The pictures that capture lightning striking the Willis Tower highlight the height of the building above the rest of the (impressive) Chicago skyline. Additionally, they also show the resilience of the structures – explained elsewhere in the article as large Faraday cages – in the midst of a natural phenomena that can be quite destructive.

Does urbanization in America explain the declining deaths by lightning strike?

Here is an interesting research question: is urbanization responsible for the sharp decline in Americans who die by lightning strike each year?

In the lightning-death literature, one explanation has gained prominence: urbanization. Lightning death rates have declined in step with the rural population, and rural lightning deaths make up a far smaller percent of all lightning deaths. Urban areas afford more protection from lightning. Ergo, urbanization has helped make people safer from lightning. Here’s a graph showing this, neat and clean:

And a competing perspective:

I spoke with Ronald Holle, a meteorologist who studies lightning deaths, and he agreed that modernization played a significant role. “Absolutely,” he said. Better infrastructure in rural areas—not just improvements to homes and buildings, but improvements to farming equipment too has—made rural regions safer today than they were in the past. Urbanization seems to explain some of the decline, but not all of it.

“Rural activities back then were primarily agriculture, and what we call labor-intensive manual agriculture. Back then, my family—my grandfather and his father before that in Indiana—had a team of horses, and it took them all day to do a 20-acre field.” Today, a similar farmer would be inside a fully-enclosed metal-topped vehicle, which offers excellent lightning protection. Agriculture has declined as a percent of total lightning-death-related activities, as the graph below shows, but unfortunately it does not show the per capita lightning-death rate of people engaged in agriculture.

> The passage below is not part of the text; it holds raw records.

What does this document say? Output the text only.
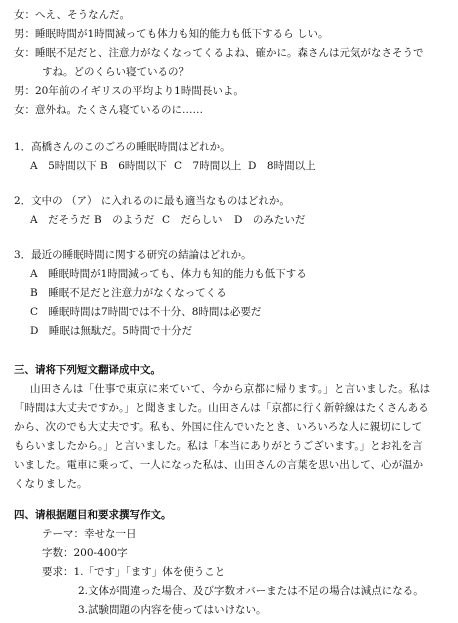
女：へえ、そうなんだ。
男：睡眠時間が1時間減っても体力も知的能力も低下するら しい。
女：睡眠不足だと、注意力がなくなってくるよね、確かに。森さんは元気がなさそうで
すね。どのくらい寝ているの？
男：20年前のイギリスの平均より1時間長いよ。
女：意外ね。たくさん寝ているのに……
1．高橋さんのこのごろの睡眠時間はどれか。
A　5時間以下 B　6時間以下 C　7時間以上 D　8時間以上
2．文中の （ア） に入れるのに最も適当なものはどれか。
A　だそうだ B　のようだ C　だらしい	D　のみたいだ
3．最近の睡眠時間に関する研究の結論はどれか。
A　睡眠時間が1時間減っても、体力も知的能力も低下する
B　睡眠不足だと注意力がなくなってくる
C　睡眠時間は7時間では不十分、8時間は必要だ
D　睡眠は無駄だ。5時間で十分だ
三、请将下列短文翻译成中文。
山田さんは「仕事で東京に来ていて、今から京都に帰ります。」と言いました。私は
「時間は大丈夫ですか。」と聞きました。山田さんは「京都に行く新幹線はたくさんある
から、次のでも大丈夫です。私も、外国に住んでいたとき、いろいろな人に親切にして
もらいましたから。」と言いました。私は「本当にありがとうございます。」とお礼を言
いました。電車に乗って、一人になった私は、山田さんの言葉を思い出して、心が温か
くなりました。
四、请根据题目和要求撰写作文。
テーマ：幸せな一日
字数：200-400字
要求：1.「です」「ます」体を使うこと
2.文体が間違った場合、及び字数オバーまたは不足の場合は減点になる。
3.試験問題の内容を使ってはいけない。
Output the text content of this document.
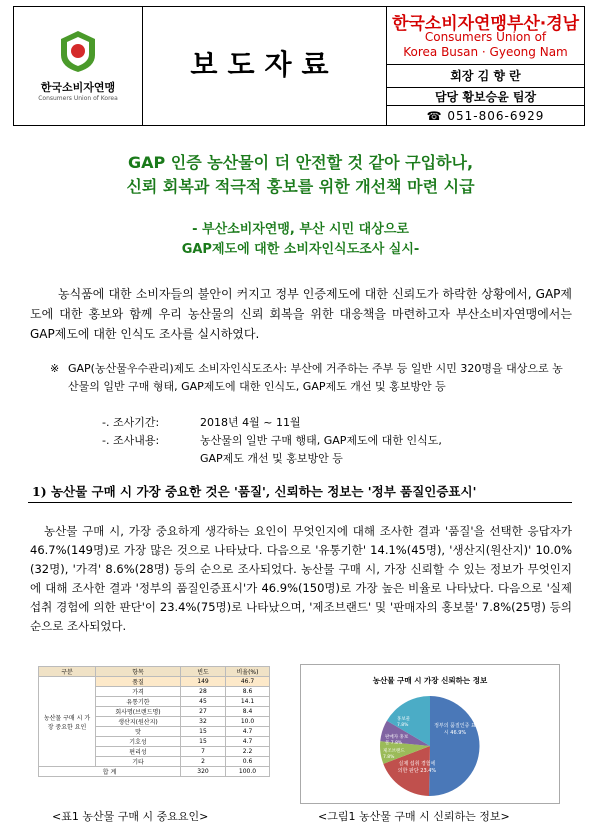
한국소비자연맹
Consumers Union of Korea
보도자료
한국소비자연맹부산·경남
Consumers Union of
Korea Busan · Gyeong Nam
회장 김 향 란
담당 황보승윤 팀장
☎ 051-806-6929
GAP 인증 농산물이 더 안전할 것 같아 구입하나,
신뢰 회복과 적극적 홍보를 위한 개선책 마련 시급
- 부산소비자연맹, 부산 시민 대상으로
GAP제도에 대한 소비자인식도조사 실시-
농식품에 대한 소비자들의 불안이 커지고 정부 인증제도에 대한 신뢰도가 하락한 상황에서, GAP제도에 대한 홍보와 함께 우리 농산물의 신뢰 회복을 위한 대응책을 마련하고자 부산소비자연맹에서는 GAP제도에 대한 인식도 조사를 실시하였다.
※ GAP(농산물우수관리)제도 소비자인식도조사: 부산에 거주하는 주부 등 일반 시민 320명을 대상으로 농산물의 일반 구매 형태, GAP제도에 대한 인식도, GAP제도 개선 및 홍보방안 등
-. 조사기간:	2018년 4월 ~ 11월
-. 조사내용:	농산물의 일반 구매 행태, GAP제도에 대한 인식도,
GAP제도 개선 및 홍보방안 등
1) 농산물 구매 시 가장 중요한 것은 '품질', 신뢰하는 정보는 '정부 품질인증표시'
농산물 구매 시, 가장 중요하게 생각하는 요인이 무엇인지에 대해 조사한 결과 '품질'을 선택한 응답자가 46.7%(149명)로 가장 많은 것으로 나타났다. 다음으로 '유통기한' 14.1%(45명), '생산지(원산지)' 10.0%(32명), '가격' 8.6%(28명) 등의 순으로 조사되었다. 농산물 구매 시, 가장 신뢰할 수 있는 정보가 무엇인지에 대해 조사한 결과 '정부의 품질인증표시'가 46.9%(150명)로 가장 높은 비율로 나타났다. 다음으로 '실제 섭취 경험에 의한 판단'이 23.4%(75명)로 나타났으며, '제조브랜드' 및 '판매자의 홍보물' 7.8%(25명) 등의 순으로 조사되었다.
구분	항목	빈도	비율(%)
농산물 구매 시 가장 중요한 요인	품질	149	46.7
	가격	28	8.6
	유통기한	45	14.1
	회사명(브랜드명)	27	8.4
	생산지(원산지)	32	10.0
	맛	15	4.7
	기호성	15	4.7
	편리성	7	2.2
	기타	2	0.6
합 계		320	100.0
<표1 농산물 구매 시 중요요인>
농산물 구매 시 가장 신뢰하는 정보
정부의 품질인증 표시 46.9%
실제 섭취 경험에 의한 판단 23.4%
제조브랜드 7.8%
판매자 홍보물 7.8%
홍보물 7.8%
<그림1 농산물 구매 시 신뢰하는 정보>
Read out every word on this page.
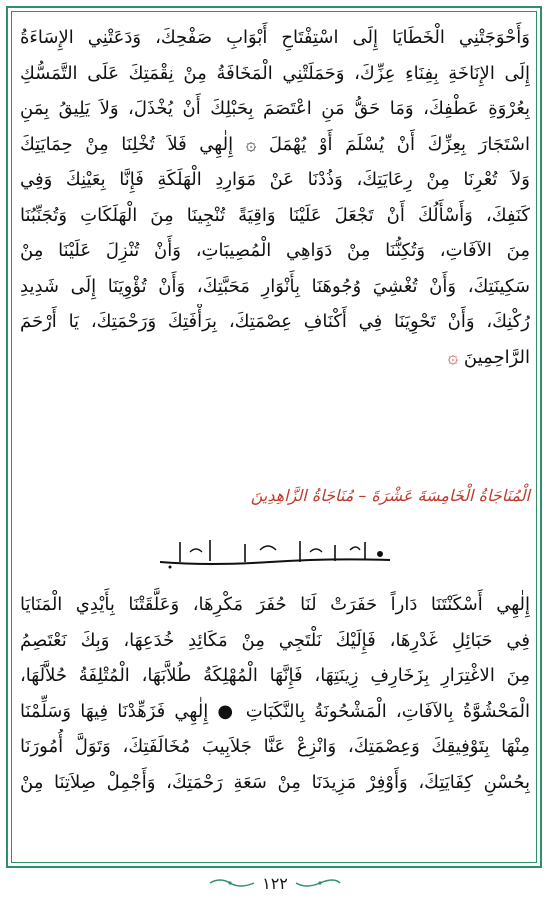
وَأَحْوَجَتْنِي الْخَطَايَا إِلَى اسْتِفْتَاحِ أَبْوَابِ صَفْحِكَ، وَدَعَتْنِي الإِسَاءَةُ
إِلَى الإِنَاخَةِ بِفِنَاءِ عِزِّكَ، وَحَمَلَتْنِي الْمَخَافَةُ مِنْ نِقْمَتِكَ عَلَى التَّمَسُّكِ
بِعُرْوَةِ عَطْفِكَ، وَمَا حَقُّ مَنِ اعْتَصَمَ بِحَبْلِكَ أَنْ يُخْذَلَ، وَلاَ يَلِيقُ بِمَنِ
اسْتَجَارَ بِعِزِّكَ أَنْ يُسْلَمَ أَوْ يُهْمَلَ ۞ إِلٰهِي فَلاَ تُخْلِنَا مِنْ حِمَايَتِكَ
وَلاَ تُعْرِنَا مِنْ رِعَايَتِكَ، وَذُدْنَا عَنْ مَوَارِدِ الْهَلَكَةِ فَإِنَّا بِعَيْنِكَ وَفِي
كَنَفِكَ، وَأَسْأَلُكَ أَنْ تَجْعَلَ عَلَيْنَا وَاقِيَةً تُنْجِينَا مِنَ الْهَلَكَاتِ وَتُجَنِّبُنَا
مِنَ الآفَاتِ، وَتُكِنُّنَا مِنْ دَوَاهِي الْمُصِيبَاتِ، وَأَنْ تُنْزِلَ عَلَيْنَا مِنْ
سَكِينَتِكَ، وَأَنْ تُغْشِيَ وُجُوهَنَا بِأَنْوَارِ مَحَبَّتِكَ، وَأَنْ تُؤْوِيَنَا إِلَى شَدِيدِ
رُكْنِكَ، وَأَنْ تَحْوِيَنَا فِي أَكْنَافِ عِصْمَتِكَ، بِرَأْفَتِكَ وَرَحْمَتِكَ، يَا أَرْحَمَ
الرَّاحِمِينَ ۞
الْمُنَاجَاةُ الْخَامِسَةَ عَشْرَةَ – مُنَاجَاةُ الزَّاهِدِينَ
إِلٰهِي أَسْكَنْتَنَا دَاراً حَفَرَتْ لَنَا حُفَرَ مَكْرِهَا، وَعَلَّقَتْنَا بِأَيْدِي الْمَنَايَا
فِي حَبَائِلِ غَدْرِهَا، فَإِلَيْكَ نَلْتَجِي مِنْ مَكَائِدِ خُدَعِهَا، وَبِكَ نَعْتَصِمُ
مِنَ الاغْتِرَارِ بِزَخَارِفِ زِينَتِهَا، فَإِنَّهَا الْمُهْلِكَةُ طُلاَّبَهَا، الْمُتْلِفَةُ حُلاَّلَهَا،
الْمَحْشُوَّةُ بِالآفَاتِ، الْمَشْحُونَةُ بِالنَّكَبَاتِ ● إِلٰهِي فَزَهِّدْنَا فِيهَا وَسَلِّمْنَا
مِنْهَا بِتَوْفِيقِكَ وَعِصْمَتِكَ، وَانْزِعْ عَنَّا جَلاَبِيبَ مُخَالَفَتِكَ، وَتَوَلَّ أُمُورَنَا
بِحُسْنِ كِفَايَتِكَ، وَأَوْفِرْ مَزِيدَنَا مِنْ سَعَةِ رَحْمَتِكَ، وَأَجْمِلْ صِلاَتِنَا مِنْ
١٢٢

Sounds like more data is needed! I wonder how long it would take to collect the relevant information versus the payoff of the findings…

More broadly, this hints at how human interactions with nature has changed, even in relatively recent times: we are more insulated from the effects of weather and nature. During the recent cold snap in the area, I was reminded of an idea I had a few years ago to explain why so many adults seem to talk about the weather. Could it be related to the fact that the weather is perhaps the most notable thing on a daily basis that is outside of our control? As 21st century humans, we control a lot that is in front of us (or at least we think we do) but can do little about what the conditions will be like outside. We have more choices than ever about how to respond but it prompts responses from everyone, from the poor to the wealthy, the aged to the young.